今天是显示当前时间 天气: 加入收藏 设为首页
站内搜索:
当前位置: 首页 > 馆员动态

毛泽东与傅柏翠的深厚情谊

来源:    发布时间:2016-10-28 字体大小:[小][大]
毛泽东与傅柏翠的深厚情谊 - 岩野山人 - 岩野山人

 傅柏翠先生在读报

毛泽东与傅柏翠的深厚情谊 - 岩野山人 - 岩野山人

傅柏翠、赖一心夫妇和孙女傅华英

       1950年初春的榕城福州,春意盎然,乍暖还寒,福建省政府张鼎丞主席办公室的电话响起了叮铃钤的声音。张鼎丞接起电话,肃然起敬,尽管越千山历万水,他还是很容易地辩听出电缆里从首都北京迢迢千里外传来的浓重的熟悉的湖南口音,语气有些激动:“我是张鼎丞。您是毛主席?!您好!您好!”

         “是的,我是毛泽东。”毛主席简单地询问了关于福建的工作之后,关切地问,“咦,闽西傅先生情况怎样?”

       张鼎丞恭恭敬敬地报告说:“傅先生于去年5月领导了闽西起义,重新回到革命队伍,11月来福州参加了一段时间学习后就回闽西老家了。”

         “噢。”毛主席不紧不慢地说,“傅先生身体如何?如果还行的话,请他出来参加革命工作吗。”

         “好,好,一定照主席指示办。”张鼎丞回答,神情肃穆。等毛主席挂断电话后,张鼎丞便立即电告龙岩地委书记伍洪祥,叫他请傅先生立即赴福州共商国家大事。

        此时,呆在闽西老家的“闽西傅先生”获得这一信息,兴奋异常,喜不自禁地说:“我傅某不才,又曾一度不明方向偏离了革命道路,没想到事隔那么多年,毛主席还记得我,提起我,难得!难得!”

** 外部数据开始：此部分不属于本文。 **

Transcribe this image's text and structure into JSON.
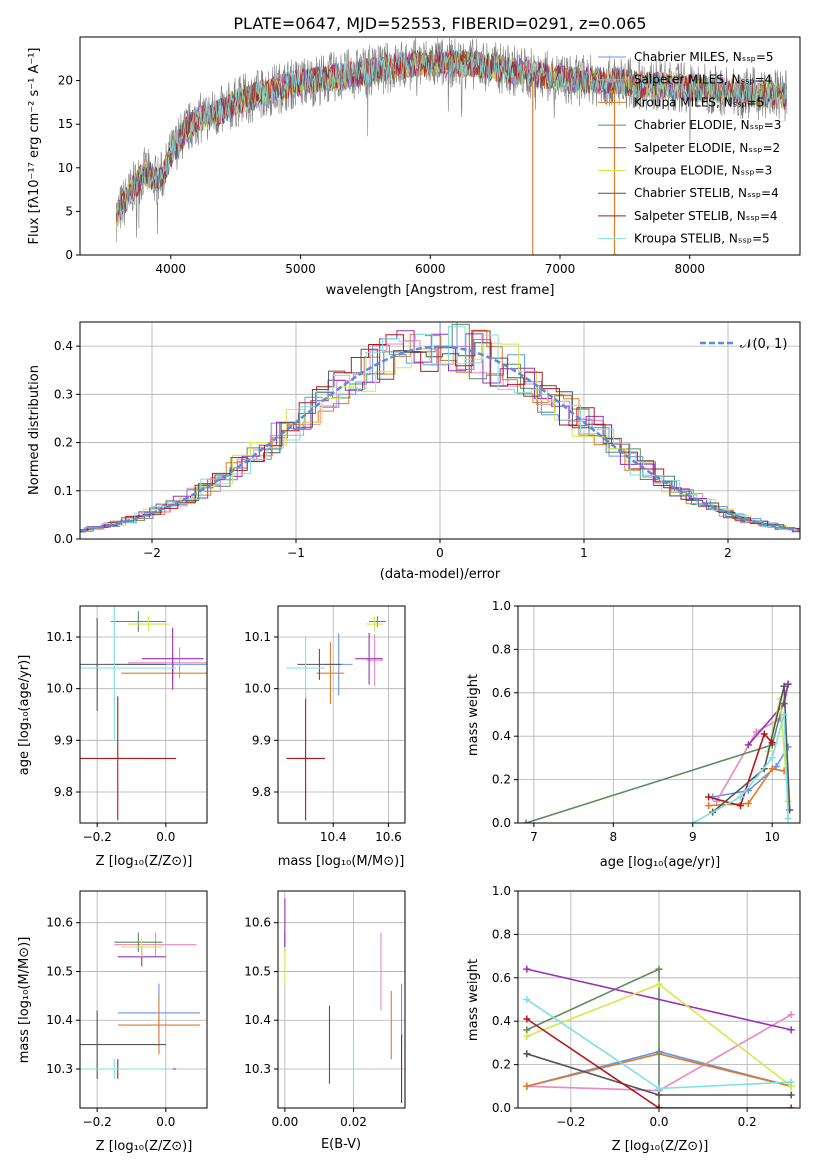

        “闽西傅先生”何许人?傅柏翠正是,一位极富传奇色彩的党史人物。1896年9月出生于福建省上杭县蛟洋镇蛟洋村一个地主之家。青年时期留学日本攻读法律,并在留学期间加入了孙中山组织的中国同盟会。回国后,组织发动了学生和农民运动,于1927年9月经罗明等同志介绍,在白色恐怖笼罩下毅然加入了中国共产党,后任朱毛红军第四纵队司令、政委、红四军前委委员等职。1930年底被开除出党,并于翌年被错误地打为“社会民主党罪魁”,被迫拥兵自卫,脱离革命,割据古蛟一方。1949年5月,举率闽西地方武装起义,任闽西义勇军临时行动委员会主任委员、中国人民解放军闽粤赣边区纵队司令部高级参谋。解放后,曾任福建省人民法院院长,省文史研究馆馆长,第三、四、六届全国政协委员,省五届人大常委会副主任,民革中央常委等职。1986年,九十高龄的傅柏翠重新加入了中国共产党,1993年1月31日仙逝于福州。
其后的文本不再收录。